Later, around six or seven years, as you matured, and your perception of the world expanded and became more complex, you tried to be more realistic in your drawings. Rather than just drawing two dots and a curved line that represented two eyes and a mouth, you began to attempt to depict your subject in a more realistic way. The eye became a compound object with a pupil (a dot), the iris (a circle surrounding the dot), and the eyeball (a circle enclosing the smaller circle). And the mouth may have been drawn smiling as a crescent shape with a grid inside it representing teeth. And now, a nose is added that is a bulb with two dots for nostrils. These became your own personal "symbols" of what an eye, nose, and mouth looked like. In order to create likeness in a drawing of your family, you always drew the same faces but added long hair for Mom and Sister, and drew short hair for Dad. You may have even drawn Mom and Dad physically larger than you and Sister. In the same way you drew people, you drew objects; A chair was two very flat ovals with two lines sticking out the bottom, and a window was a square with a cross drawn inside it to represent window panes. These "symbols" that you drew over and over again got stored in your logical mind as what you would draw if asked to draw. Rather than draw what your visual mind ACTUALLY sees, your logical mind says "I see a chair - here's my symbol for a chair." and you draw the chair you drew as a child.

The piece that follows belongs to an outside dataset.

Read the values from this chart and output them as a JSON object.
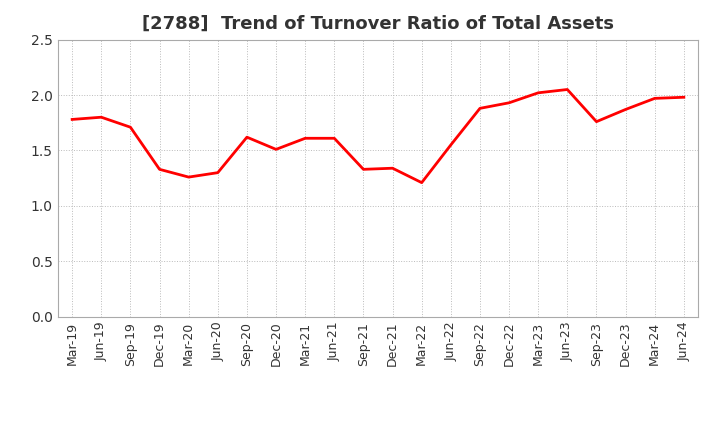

Around sixth grade is when you decided that symbols just aren't gonna cut it anymore. You'd try and draw what you actually see, but your conditioned, logical mind, kicks in and overrides your creative impulse and spits out yet another symbol, or even better, a modified symbol that does somewhat resemble the object you want to draw. Your creative mind sees your symbol drawing and says "This does NOT look like what I want! I can't draw, so I will never draw again!" And so that was the end of your learning. And from then on, when asked to draw, you squirm and draw another symbol at the sixth grade level of learning regardless of your age. Unfortunately, also around the sixth grade, is when public schools stop requiring art classes. Art now becomes an elective that you don't have to take if you don't want to. The children who do end up taking art classes are the ones who are comfortable with drawing. These children may have even stopped drawing "symbols" and started to access the creative side of their brains and started drawing what they see by breaking it down into lines and shapes.

What we will try to do with this website is to get you to use your visual mind and suppress your logical mind. We are going to break your habit of drawing symbols and allow your artistic, visual mind to draw what it actually sees. Hopefully, you will be able to let go of your sixth grade artistic mind and re-learn your art skills. But this time, maturing in your skill without giving up. These beginning exercises are meant to show you how to suppress your symbol oriented mind and begin to draw what you see and what you feel.